Adverse effects of climate on freshwater systems aggravate the impacts of other stresses, such as population growth, changing economic activity, land-use change and urbanisation [3.3.2, 3.5]. Globally, water demand will grow in the coming decades, primarily due to population growth and increased affluence. Regionally, large changes in irrigation water demand as a result of climate change are likely [3.5.1]. Current water management practices are very likely to be inadequate to reduce the negative impacts of climate change on water-supply reliability, flood risk, health, energy and aquatic ecosystems [3.4, 3.5]. Improved incorporation of current climate variability into water-related management is likely to make adaptation to future climate change easier [3.6].
Adaptation procedures and risk management practices for the water sector are being developed in some countries and regions (e.g., Caribbean, Canada, Australia, Netherlands, UK, USA, Germany) that recognise the uncertainty of projected hydrological changes (very high confidence).
Since the IPCC Third Assessment, uncertainties have been evaluated and their interpretation has improved, and new methods (e.g., ensemble-based approaches) are being developed for their characterisation [3.4, 3.5]. Nevertheless, quantitative projections of changes in precipitation, river flows and water levels at the river-basin scale remain uncertain [3.3.1, 3.4].
The negative impacts of climate change on freshwater systems outweigh its benefits (high confidence).

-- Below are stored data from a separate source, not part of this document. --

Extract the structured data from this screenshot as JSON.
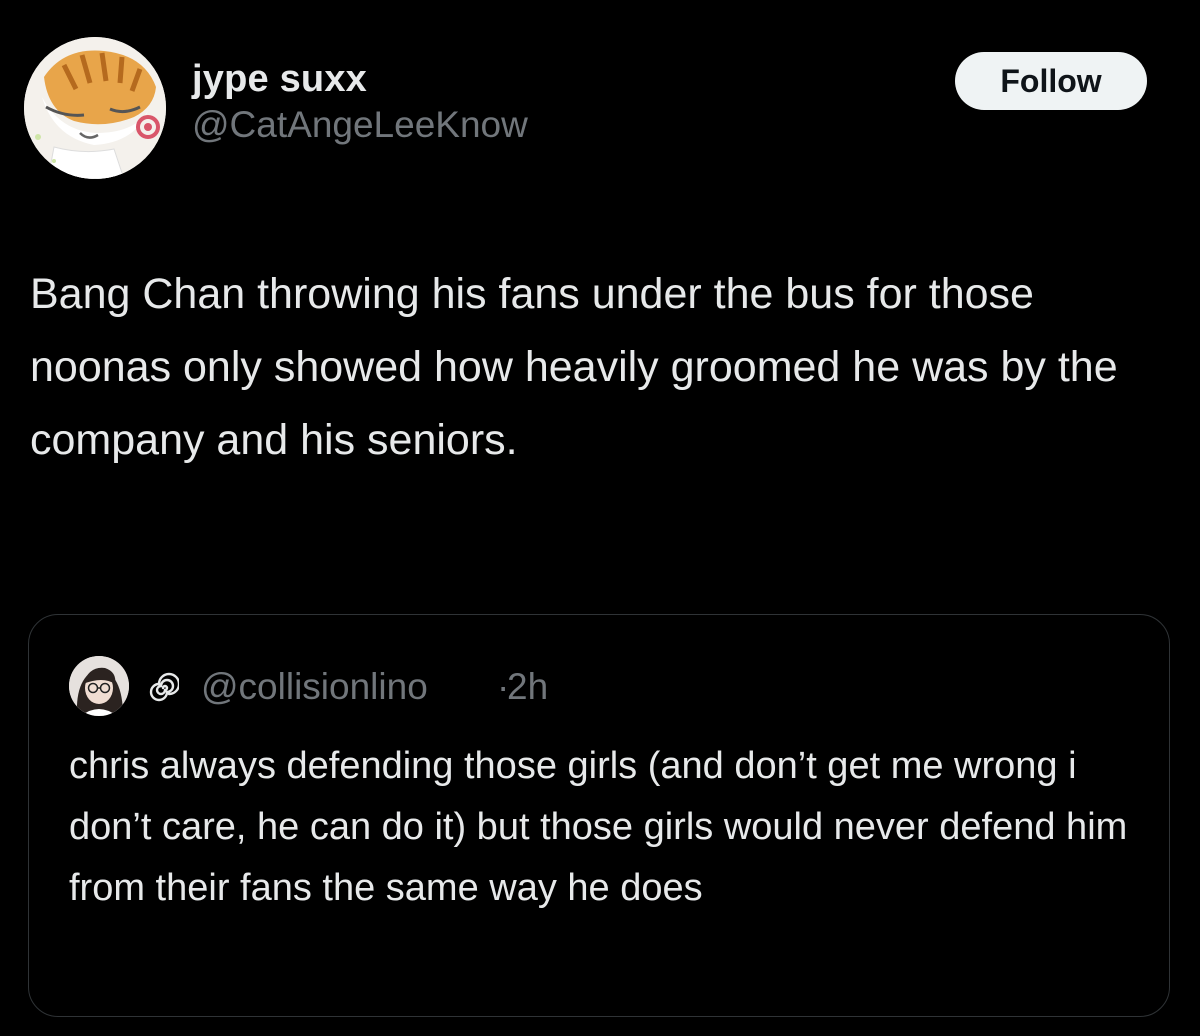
{
  "post": {
    "author": {
      "display_name": "jype suxx",
      "handle": "@CatAngeLeeKnow",
      "avatar_icon": "cat-avatar-icon"
    },
    "follow_label": "Follow",
    "text": "Bang Chan throwing his fans under the bus for those noonas only showed how heavily groomed he was by the company and his seniors."
  },
  "quote": {
    "author": {
      "avatar_icon": "girl-avatar-icon",
      "badge_icon": "spiral-icon",
      "handle": "@collisionlino",
      "separator": "·",
      "time": "2h"
    },
    "text": "chris always defending those girls (and don’t get me wrong i don’t care, he can do it) but those girls would never defend him from their fans the same way he does"
  },
  "colors": {
    "background": "#000000",
    "primary_text": "#e7e9ea",
    "secondary_text": "#71767b",
    "border": "#2f3336",
    "follow_bg": "#eff3f4",
    "follow_text": "#0f1419"
  }
}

All IPCC regions show an overall net negative impact of climate change on water resources and freshwater ecosystems. Areas in which runoff is projected to decline are likely to face a reduction in the value of the services provided by water resources. The beneficial impacts of increased annual runoff in other areas is likely to be tempered in some areas by negative effects of increased precipitation variability and seasonal runoff shifts on water supply, water quality and flood risks (see Figure TS.5) [3.4, 3.5].